El régimen del artículo 93 LIRPF es de aplicación cuando el sujeto adquiere residencia fiscal en España por desplazamiento y cumple: (i) no haber sido residente en los cinco años anteriores; (ii) que el desplazamiento obedezca a contrato de trabajo (excluidos deportistas profesionales), ejercicio de actividad profesional/empresarial o inversión, iniciado en el año anterior o durante el primer año del régimen; (iii) que el desplazamiento sea ordenado por el empleador, derivado de un contrato o ejercicio de actividad remota mediante medios telemáticos, o que el trabajador/profesional sea de nacionalidad extranjera o resida en el extranjero el año anterior. La opción es válida para el período del cambio de residencia más cinco períodos impositivos siguientes, manteniendo la condición de contribuyente por IRPF pero tributando por las normas del IRNR en los términos reglamentarios.
Hechos
Al consultante, residente fiscal en Suecia, le han planteado participar en un proyecto empresarial en España que se vehiculizará mediante una sucursal en España de una sociedad sueca. El consultante será el director de marketing y ventas. La relación laboral ofertada al consultante es de carácter común, indefinido y a jornada completa. La retribución ofertada consiste en un salario fijo junto con la posibilidad de una retribución variable en función de la consecución de los objetivos que la dirección de la compañía establezca en cada ejercicio.

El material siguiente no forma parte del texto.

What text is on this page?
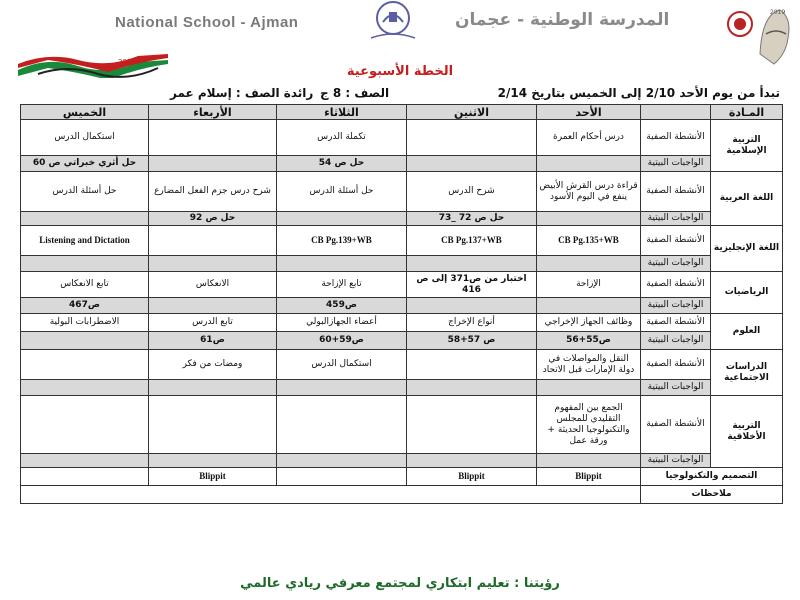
National School - Ajman	المدرسة الوطنية - عجمان
2019
2019
الخطة الأسبوعية
تبدأ من يوم الأحد 2/10 إلى الخميس بتاريخ 2/14
الصف : 8 ج
رائدة الصف : إسلام عمر
المـادة		الأحد	الاثنين	الثلاثاء	الأربعاء	الخميس
التربية الإسلامية	الأنشطة الصفية	درس أحكام العمرة		تكملة الدرس		استكمال الدرس
	الواجبات البيتية			حل ص 54		حل أثري خبراتي ص 60
اللغة العربية	الأنشطة الصفية	قراءة درس القرش الأبيض ينفع في اليوم الأسود	شرح الدرس	حل أسئلة الدرس	شرح درس جزم الفعل المضارع	حل أسئلة الدرس
	الواجبات البيتية		حل ص 72 _73		حل ص 92	
اللغة الإنجليزية	الأنشطة الصفية	CB Pg.135+WB	CB Pg.137+WB	CB Pg.139+WB		Listening and Dictation
	الواجبات البيتية					
الرياضيات	الأنشطة الصفية	الإزاحة	اختبار من ص371 إلى ص 416	تابع الإزاحة	الانعكاس	تابع الانعكاس
	الواجبات البيتية			ص459		ص467
العلوم	الأنشطة الصفية	وظائف الجهاز الإخراجي	أنواع الإخراج	أعضاء الجهازالبولي	تابع الدرس	الاضطرابات البولية
	الواجبات البيتية	ص55+56	ص 57+58	ص59+60	ص61	
الدراسات الاجتماعية	الأنشطة الصفية	النقل والمواصلات في دولة الإمارات قبل الاتحاد		استكمال الدرس	ومضات من فكر	
	الواجبات البيتية					
التربية الأخلاقية	الأنشطة الصفية	الجمع بين المفهوم التقليدي للمجلس والتكنولوجيا الحديثة + ورقة عمل				
	الواجبات البيتية					
التصميم والتكنولوجيا		Blippit	Blippit		Blippit	
ملاحظات						
رؤيتنا : تعليم ابتكاري لمجتمع معرفي ريادي عالمي
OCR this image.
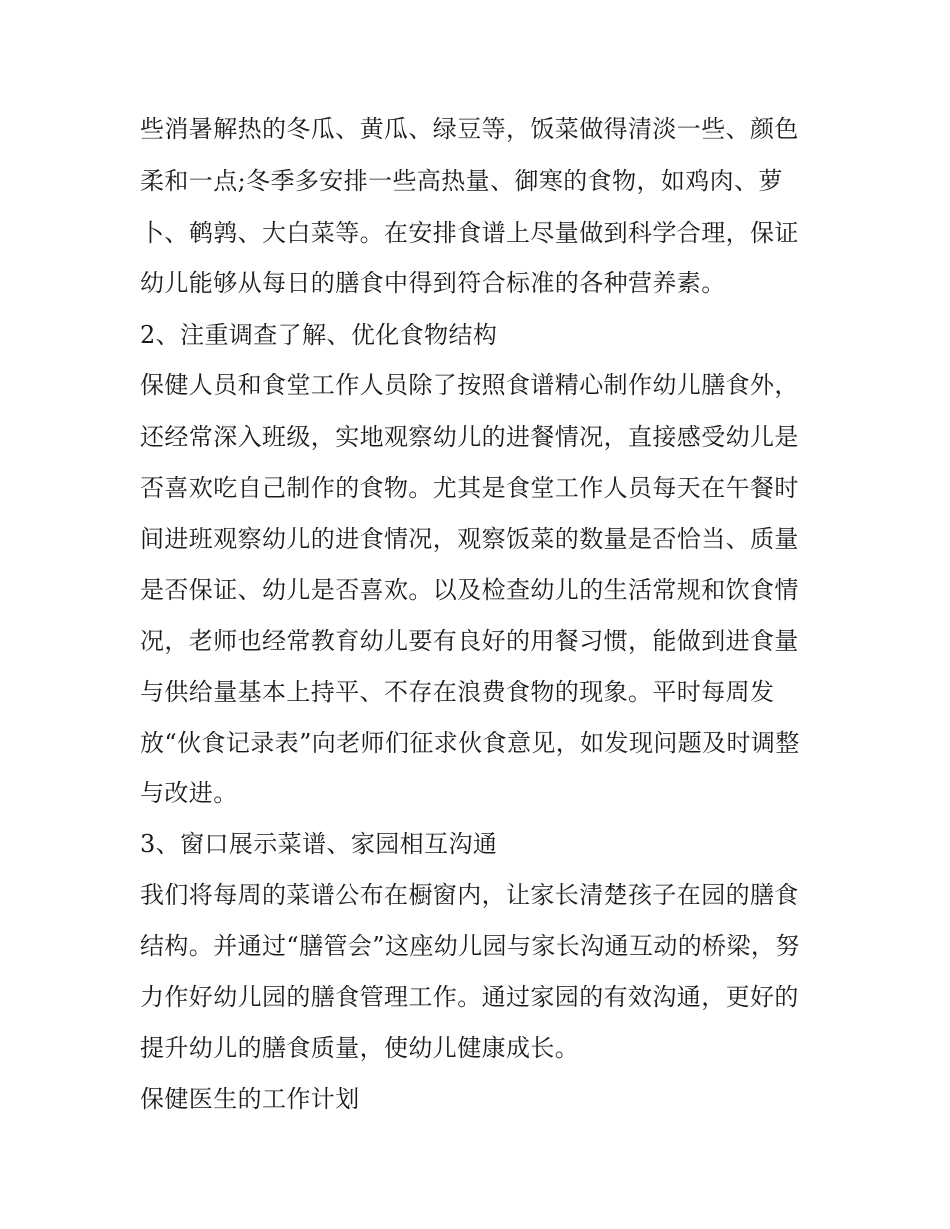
些消暑解热的冬瓜、黄瓜、绿豆等，饭菜做得清淡一些、颜色
柔和一点;冬季多安排一些高热量、御寒的食物，如鸡肉、萝
卜、鹌鹑、大白菜等。在安排食谱上尽量做到科学合理，保证
幼儿能够从每日的膳食中得到符合标准的各种营养素。
2、注重调查了解、优化食物结构
保健人员和食堂工作人员除了按照食谱精心制作幼儿膳食外，
还经常深入班级，实地观察幼儿的进餐情况，直接感受幼儿是
否喜欢吃自己制作的食物。尤其是食堂工作人员每天在午餐时
间进班观察幼儿的进食情况，观察饭菜的数量是否恰当、质量
是否保证、幼儿是否喜欢。以及检查幼儿的生活常规和饮食情
况，老师也经常教育幼儿要有良好的用餐习惯，能做到进食量
与供给量基本上持平、不存在浪费食物的现象。平时每周发
放“伙食记录表”向老师们征求伙食意见，如发现问题及时调整
与改进。
3、窗口展示菜谱、家园相互沟通
我们将每周的菜谱公布在橱窗内，让家长清楚孩子在园的膳食
结构。并通过“膳管会”这座幼儿园与家长沟通互动的桥梁，努
力作好幼儿园的膳食管理工作。通过家园的有效沟通，更好的
提升幼儿的膳食质量，使幼儿健康成长。
保健医生的工作计划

Dicha oferta implica que el consultante necesitará emigrar a España con carácter permanente e indefinido. El consultante se plantea desplazarse a España durante la primera mitad del ejercicio 2023. Manifiesta que no ha tenido la consideración de residente fiscal en España en ninguno de los últimos cinco períodos impositios anteriores a aquél en el que se produciría el desplazamiento a territorio español.
Cuestión planteada
Si le resultará de aplicación el régimen especial regulado en el artículo 93 de la Ley del Impuesto sobre la Renta de las Personas Físicas.
Contestación
El régimen especial de tributación por el Impuesto sobre la Renta de no Residentes aplicable a los trabajadores, profesionales, emprendedores e inversores desplazados a territorio español está regulado en el artículo 93 de la Ley 35/2006, de 28 de noviembre, del Impuesto sobre la Renta de las Personas Físicas y de modificación parcial de las leyes de los Impuestos sobre Sociedades, sobre la Renta de no Residentes y sobre el Patrimonio (BOE de 29 de noviembre), en adelante LIRPF, y desarrollado por los artículos 113 y siguientes del Reglamento del Impuesto, aprobado por el Real Decreto 439/2007, de 30 de marzo (BOE de 31 de marzo), en adelante RIRPF.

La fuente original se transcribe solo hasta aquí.